Hey, my phone’s ringing! Why? Who in the world is so desperate to talk to me at 9:38 in the morning on a Tuesday?
Sure, I could just hang up, which is what I’d do in private. If it’s really important, they’ll leave a message like a voicemail, and if it isn’t important, then I saved myself lots of time! Like, a while three minutes! But if I do that out in public, people will think that I’m intentionally ignoring someone. They might think it’s my girlfriend or something, and assume that I’m a mean person. Which I’m not!
Crap, this is taking too long. It’s still ringing. Better just answer.
Oh no. They’re using my last name, pronounced incorrectly. This isn’t good.
“Excuse me, what’s this about?”
Well, that jumped them ahead all of two lines in their script. God, it’s a telemarketer. I hate these. No, I don’t want to buy anything! If I did, I most certainly wouldn’t do it this way – I’d use this amazing new invention, called the Internet!
How are telemarketers still in business, anyway? I mean, it costs a lot to employ a person on phone lines. And I thought I was on some sort of list. Wasn’t there a thing about this in Congress? A National Do Not Call list or something? But it probably got vetoed by Congress anyway, since they’re all being paid by corporations.
Oh my god, this guy is still talking. How long is his script? I can see the line moving. I’m going to have to put in my coffee order soon. Can I put him on hold? Will he even notice?
Wait a sec. He paused. He’s waiting for my input. I wasn’t listening.
Oh. He’s wondering if I’m happy with my provider. Provider of what? Cell phone service? TV service? Probably land line service, considering how backwards this all is.
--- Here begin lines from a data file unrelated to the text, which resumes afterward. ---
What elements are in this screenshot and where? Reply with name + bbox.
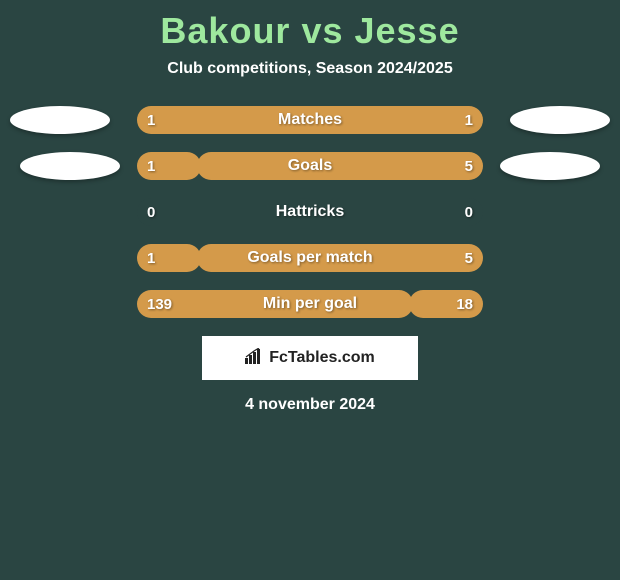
brand-text: FcTables.com	[269, 349, 375, 367]
stat-bar: 1 Matches 1	[137, 106, 483, 134]
stat-row: 1 Goals per match 5	[0, 244, 620, 272]
stat-row: 1 Goals 5	[0, 152, 620, 180]
brand-logo: FcTables.com	[245, 348, 375, 369]
player-avatar-left	[20, 152, 120, 180]
stats-container: 1 Matches 1 1 Goals 5 0 Hattricks 0 1 Goals per ma…	[0, 106, 620, 318]
stat-value-left: 139	[147, 296, 172, 313]
stat-value-right: 5	[465, 158, 473, 175]
page-subtitle: Club competitions, Season 2024/2025	[0, 60, 620, 106]
stat-bar: 139 Min per goal 18	[137, 290, 483, 318]
stat-label: Hattricks	[276, 203, 344, 221]
stat-value-right: 0	[465, 204, 473, 221]
stat-row: 1 Matches 1	[0, 106, 620, 134]
bar-fill-right	[197, 152, 483, 180]
stat-value-right: 1	[465, 112, 473, 129]
brand-logo-box: FcTables.com	[202, 336, 418, 380]
stat-value-left: 1	[147, 112, 155, 129]
stat-row: 0 Hattricks 0	[0, 198, 620, 226]
stat-bar: 1 Goals per match 5	[137, 244, 483, 272]
stat-label: Goals	[288, 157, 332, 175]
player-avatar-right	[500, 152, 600, 180]
stat-value-right: 18	[456, 296, 473, 313]
date-text: 4 november 2024	[0, 396, 620, 414]
stat-value-left: 1	[147, 250, 155, 267]
stat-label: Matches	[278, 111, 342, 129]
page-title: Bakour vs Jesse	[0, 0, 620, 60]
stat-label: Min per goal	[263, 295, 357, 313]
stat-bar: 0 Hattricks 0	[137, 198, 483, 226]
chart-icon	[245, 348, 265, 369]
stat-value-left: 1	[147, 158, 155, 175]
stat-value-left: 0	[147, 204, 155, 221]
stat-value-right: 5	[465, 250, 473, 267]
stat-label: Goals per match	[247, 249, 372, 267]
player-avatar-left	[10, 106, 110, 134]
stat-bar: 1 Goals 5	[137, 152, 483, 180]
player-avatar-right	[510, 106, 610, 134]
stat-row: 139 Min per goal 18	[0, 290, 620, 318]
“Yes, I am happy, not looking to change.”
Nope, he’s still going. Trying to sell me on extra features. I’m still not sure what this service is. And if I wanted extra features, I’d just buy them! I mean, look at me. I’m out paying for overpriced coffee in this shop, just because I can. I most definitely have disposable income, I’m broadcasting right here! I don’t need your charity bundle!
Of course, Mister Telemarketer can’t see any of that. Another flaw in his marketing plan.
“No, no thank you. I really don’t want to buy anything.”
Geez, can’t he take a hint? I’m next to order, and I can see the barista glaring at me. It’s not my fault! This guy called me! I don’t want to be the jerk on the phone at the coffee shop!
Eh, screw it. This is worthless. I’m dumping this chump.
“Thank you, thank you, no, goodbye!”
Aaaaaand click. Whew. I hate that.
“Okay, yeah, I’d like to order… um…”
Crap. I didn’t have time to think about what I wanted. Great.